Inks, Screens, and Emulsions: A Price Guide for Screen Printing Startups
You’re at the starting line. Your head is full of designs, your brand has a name, and you can practically smell the ink and feel the hum of the flash dryer. It’s an exciting place to be. But it’s also where the dream meets the spreadsheet.
Most people budget for the big stuff—the press, the dryer, the exposure unit. But I’ve seen too many passionate founders stumble because they misjudged the small stuff. The things you buy over and over again.
We’re talking about your ink, your screens, and your emulsion.
These aren’t just line items on a supplier invoice; they are the fundamental choices that dictate your daily workflow, the quality of your final product, and the health of your bank account. Getting this right from day one isn’t just smart—it’s survival.
Let’s cut through the noise. Here’s what you actually need to know.
Your First Big Decision: The Ink
The ink you choose defines the character of your prints. It’s the difference between a loud, vibrant graphic on a band tee and a soft, breathable print on a boutique shirt. There are two paths you can take.
Path #1: Plastisol — The Forgiving Workhorse
If you walk into nine out of ten print shops, you’ll find buckets of plastisol ink. Why? Because it’s reliable. It’s a plastic-based ink that will not dry in your screen while you’re figuring out your process, answering the phone, or grabbing a coffee. For a beginner, this is a safety net that saves you from the panic of a clogged screen. It’s bright, opaque on dark shirts, and it just works.

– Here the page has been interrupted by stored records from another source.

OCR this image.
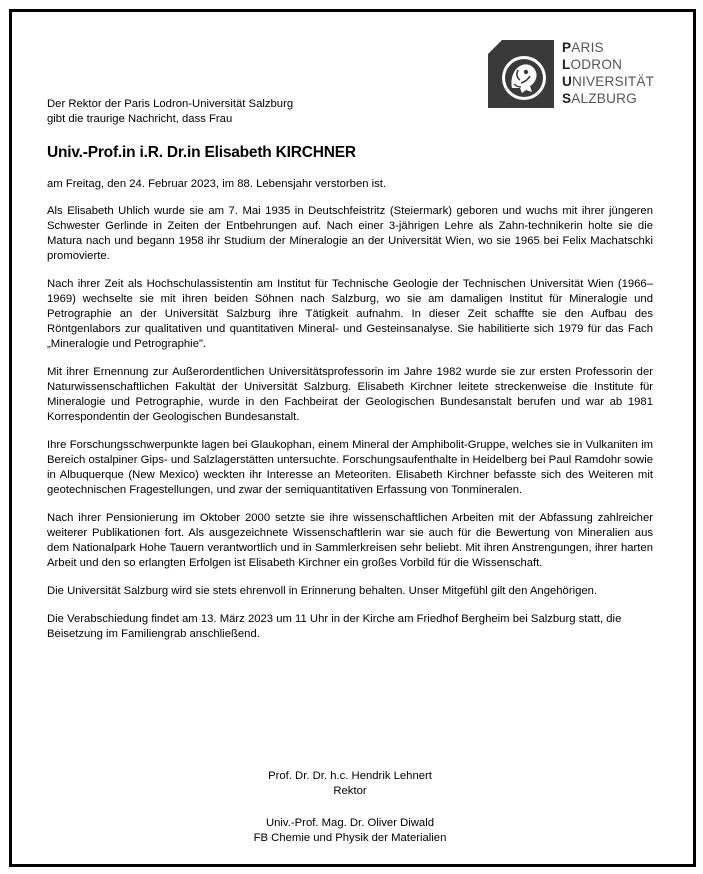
PARIS
LODRON
UNIVERSITÄT
SALZBURG
Der Rektor der Paris Lodron-Universität Salzburg
gibt die traurige Nachricht, dass Frau
Univ.-Prof.in i.R. Dr.in Elisabeth KIRCHNER

am Freitag, den 24. Februar 2023, im 88. Lebensjahr verstorben ist.

Als Elisabeth Uhlich wurde sie am 7. Mai 1935 in Deutschfeistritz (Steiermark) geboren und wuchs mit ihrer jüngeren Schwester Gerlinde in Zeiten der Entbehrungen auf. Nach einer 3-jährigen Lehre als Zahn-technikerin holte sie die Matura nach und begann 1958 ihr Studium der Mineralogie an der Universität Wien, wo sie 1965 bei Felix Machatschki promovierte.

Nach ihrer Zeit als Hochschulassistentin am Institut für Technische Geologie der Technischen Universität Wien (1966–1969) wechselte sie mit ihren beiden Söhnen nach Salzburg, wo sie am damaligen Institut für Mineralogie und Petrographie an der Universität Salzburg ihre Tätigkeit aufnahm. In dieser Zeit schaffte sie den Aufbau des Röntgenlabors zur qualitativen und quantitativen Mineral- und Gesteinsanalyse. Sie habilitierte sich 1979 für das Fach „Mineralogie und Petrographie".

Mit ihrer Ernennung zur Außerordentlichen Universitätsprofessorin im Jahre 1982 wurde sie zur ersten Professorin der Naturwissenschaftlichen Fakultät der Universität Salzburg. Elisabeth Kirchner leitete streckenweise die Institute für Mineralogie und Petrographie, wurde in den Fachbeirat der Geologischen Bundesanstalt berufen und war ab 1981 Korrespondentin der Geologischen Bundesanstalt.

Ihre Forschungsschwerpunkte lagen bei Glaukophan, einem Mineral der Amphibolit-Gruppe, welches sie in Vulkaniten im Bereich ostalpiner Gips- und Salzlagerstätten untersuchte. Forschungsaufenthalte in Heidelberg bei Paul Ramdohr sowie in Albuquerque (New Mexico) weckten ihr Interesse an Meteoriten. Elisabeth Kirchner befasste sich des Weiteren mit geotechnischen Fragestellungen, und zwar der semiquantitativen Erfassung von Tonmineralen.

Nach ihrer Pensionierung im Oktober 2000 setzte sie ihre wissenschaftlichen Arbeiten mit der Abfassung zahlreicher weiterer Publikationen fort. Als ausgezeichnete Wissenschaftlerin war sie auch für die Bewertung von Mineralien aus dem Nationalpark Hohe Tauern verantwortlich und in Sammlerkreisen sehr beliebt. Mit ihren Anstrengungen, ihrer harten Arbeit und den so erlangten Erfolgen ist Elisabeth Kirchner ein großes Vorbild für die Wissenschaft.

Die Universität Salzburg wird sie stets ehrenvoll in Erinnerung behalten. Unser Mitgefühl gilt den Angehörigen.

Die Verabschiedung findet am 13. März 2023 um 11 Uhr in der Kirche am Friedhof Bergheim bei Salzburg statt, die Beisetzung im Familiengrab anschließend.

Prof. Dr. Dr. h.c. Hendrik Lehnert
Rektor
Univ.-Prof. Mag. Dr. Oliver Diwald
FB Chemie und Physik der Materialien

The trade-off is the “hand,” or the feel of the print. It sits on top of the fabric, which you can definitely feel.
Path #2: Water-Based — The Soft-Touch Specialist
This is the ink behind those premium shirts that feel like the design is part of the fabric itself. Water-based ink soaks into the fibers, creating a print you often can’t feel at all. The cleanup is a dream (just water), and it’s a more sustainable choice.
The catch? It behaves like water. It starts to evaporate and dry the second it hits the screen. Work too slow, and your design is toast. It’s also more expensive and can be a challenge to get bright on dark garments.

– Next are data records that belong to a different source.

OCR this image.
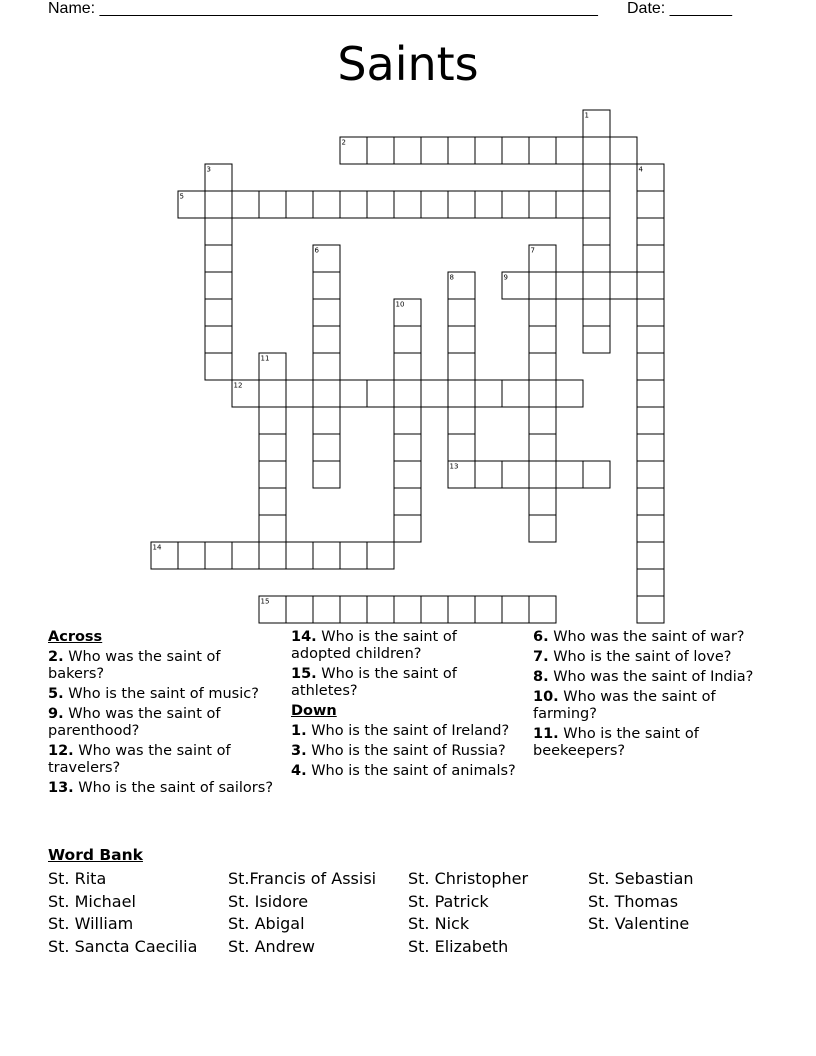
Name: ________________________________________________________ Date: _______
Saints
1
2
3	4
5
6	7
8
13
9
10
11
12
14
15
Across
2. Who was the saint of bakers?
5. Who is the saint of music?
9. Who was the saint of parenthood?
12. Who was the saint of travelers?
13. Who is the saint of sailors?
14. Who is the saint of adopted children?
15. Who is the saint of athletes?
Down
1. Who is the saint of Ireland?
3. Who is the saint of Russia?
4. Who is the saint of animals?
6. Who was the saint of war?
7. Who is the saint of love?
8. Who was the saint of India?
10. Who was the saint of farming?
11. Who is the saint of beekeepers?
Word Bank
St. Rita	St.Francis of Assisi St. Christopher	St. Sebastian
St. Michael	St. Isidore	St. Patrick	St. Thomas
St. William	St. Abigal	St. Nick	St. Valentine
St. Sancta Caecilia St. Andrew	St. Elizabeth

Start with plastisol. Master your craft with an ink that forgives your mistakes. A simple starter set of plastisol (white, black, red, blue, yellow) will cost you around $125 for quart-sized tubs and will prevent countless headaches.
The One Place You Shouldn’t Try to Save Money: Your Screens
A screen is just a metal or wood frame with mesh stretched over it. Simple, right? But the choice between wood and aluminum is one of the most critical decisions a new printer can make.
New printers often see the price tag on a wooden screen (about $18) versus an aluminum one ($25+) and think they’ve found an easy way to save.
This is a classic rookie mistake.
A wooden frame will inevitably meet water during the screen cleaning process. And what happens to wood when it gets wet over and over? It warps. Even a tiny, imperceptible twist in the frame will ruin the mesh tension, making your prints blurry and inconsistent. You’ll spend hours trying to figure out what’s wrong with your technique, when the problem is the cheap tool in your hands.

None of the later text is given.